26 November 2019

Those funky looking pipes

Found out that bulk of Sao Miguel’s power comes from geothermal energy. Those pipes – I assume – are carrying hot water. One thing I could not figure out is the weird shape of the pipe. At one time, I came close to the pipes and saw a dirt road run under one of those “gates”. But that cannot be the purpose. If you carefully look, there are those “gate” structures horizontally too.

Do you think this could be to allow for expansion due to temperature fluctuations?

26 November 2019

A cross sign in a strange place

While looking around the volcano walls, I spotted a cross sign up across from me. Curious, I asked Henrique what was the cross sign doing there. I assumed there was a monastery or something there.

Turns out there was a plane accident there. A small plane owned by a famous French person (a boxer??) crashed into the mountain there. I need to find out more details of this later.

But if you zoom into the spot, you can clearly see a big mark of impact on the ground.

26 November 2019

Next stop – a ceramic factory

Arsenio, our bartender at the hotel had talked about the local ceramic stuff. Based on his information, this morning, we headed out to the town of Lagoa. Our trusted driver guide Henrique took us to the Ceramica Vieira. This establishment has been making ceramic pottery for nearly one hundred and sixty years. All throughout, it has been owned by the same family (Vieira is the name) – thru five generations.

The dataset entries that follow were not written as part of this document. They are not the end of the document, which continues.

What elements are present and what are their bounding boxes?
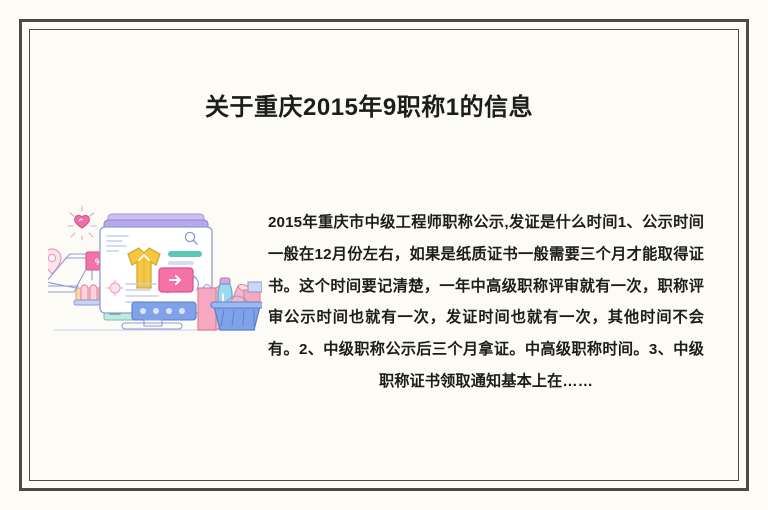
- display-stand: [122, 320, 182, 329]
- article-body: 2015年重庆市中级工程师职称公示,发证是什么时间1、公示时间一般在12月份左右…: [268, 207, 704, 398]
- heart-icon: [68, 206, 96, 240]
- page-title: 关于重庆2015年9职称1的信息: [205, 92, 533, 123]
- article-page: 关于重庆2015年9职称1的信息 .ol { fill:none; stroke…: [0, 0, 768, 510]
- pink-arrow-card: [159, 268, 198, 292]
- browser-window: [100, 214, 212, 313]
- browser-toolbar: [132, 302, 196, 320]
- online-shopping-illustration: .ol { fill:none; stroke:#8e9bd6; stroke-…: [48, 196, 262, 346]
- location-pin-icon: [48, 249, 61, 274]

In fact, you can see an elderly gentleman with his cane. He is the current owner. Also there were his two daughters who helped run the place.

One thing I did not realize is that typically blue color on ceramic pottery does not start as that color. It is somewhat pinkish – see the square tile at the end in the last picture. Apparently, after getting burnt in the fire kiln, it turns blue. All the clay comes from a different island – Santa Maria.

I got myself a small cup to drink aguardentes (aguardientes) – one more drink I had heard about but never tried before I met Arsenio.

26 November 2019

Visit to the local distillery and liqueur manufacturing

What I was not aware of is how many different liqueurs are made in Sao Miguel island. Tiago Mela in Mulher de Capote took me thru the whole list and showed us around the manufacturing process.

An interesting anis liqueur (which is not Licor Beirao – from mainland and is Sharmila and my absolute favorite anis based drink) caught my eye. The bottle has a anis plant inside and covered with sugar crystal. Think sweet and think anis. And if you are a Bengali, think yummy!

While I finished up my deep dive into gins over a year back, decided to pick up a bottle of Goshawk gin, nonetheless. The previous day, Arsenio had me try the local gin at the hotel bar.

25 November 2019

Great evening with our bartender

Sharmila and I spent a great time with Arsenio – our bartender at the hotel. He has an amazing knowledge of all alcohols and their stories. Of course, it is the local stories that intrigued me the most.

I never realized the amount of local liqueurs, rum and gin that is made in the island! Or that aguardente (aguardiente in the Spanish world) is so popular in the Portuguese world.